Bien que les RAS terrestres aient été grandement avantagés dès le départ, ils ne sont plus les seuls à appliquer une technologie à base de parcs clos, un petit nombre croissant de projets élevant ou cherchant désormais à élever des poissons au sein de fermes flottantes situées loin des terres. Quoique variant fortement en termes d’aspect, la plupart de ces systèmes déploient une technologie à écoulement continu d’eau traitée. Cette dernière filtre toute l’eau entrante et la traite afin de faire barrage aux parasites, algues, bactéries et virus.

Conçues pour repousser les menaces à l’extérieur et retenir les poissons à l’intérieur, ces vastes fermes en pleine mer peuvent exploiter d’amples zones d’eau inutilisées. Grâce aux permis d’exploitation, le secteur du saumon a été, une fois de plus, l’un des premiers à sauter le pas, en saisissant l’opportunité de pratiquer l’élevage dans des systèmes qui érigent des barrières physiques entre les poissons et la mer, tout en évitant les besoins considérables en énergie que requièrent les systèmes d’élevage terrestres.

PRÉCURSEURS

Bien que l’aquaculture terrestre et en pleine mer n’en soit encore qu’à ses balbutiements, seuls de modestes volumes ayant été récoltés à ce jour, les recherches ciblées et les projets pilotes de ces dernières années ont désormais ouvert la voie aux premières entreprises commerciales d’élevage à grande échelle. Et il y a toutes les chances pour que de nombreux autres systèmes innovants voient le jour au cours des dix prochaines années.
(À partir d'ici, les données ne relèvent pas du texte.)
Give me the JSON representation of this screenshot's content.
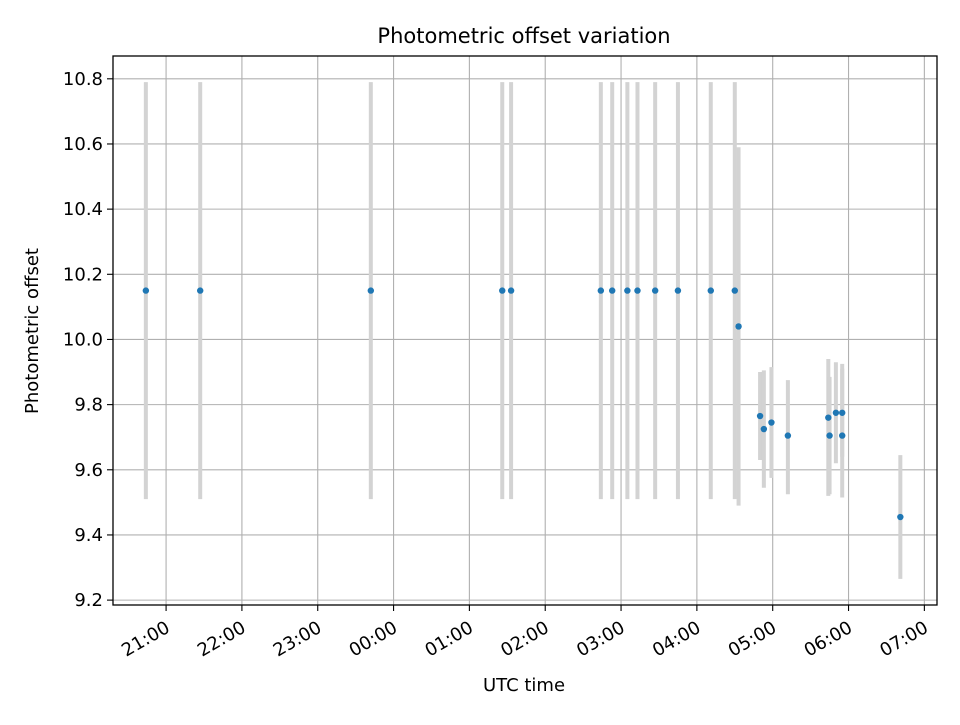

Fait décisif, d’autres innovations étant censées améliorer la maîtrise des coûts (ce qui rendrait les structures moins chères aussi bien dans leur construction que dans leur gestion), on admet de plus en plus que ces nouvelles méthodes de production et la technologie qui les sous-tend offriront une solution viable permettant à l’aquaculture de considérablement augmenter ses capacités. À ce titre, elles joueront un rôle essentiel dans la réponse apportée à la demande croissante de produits de la mer provenant des consommateurs, aux côtés des exploitations littorales améliorées.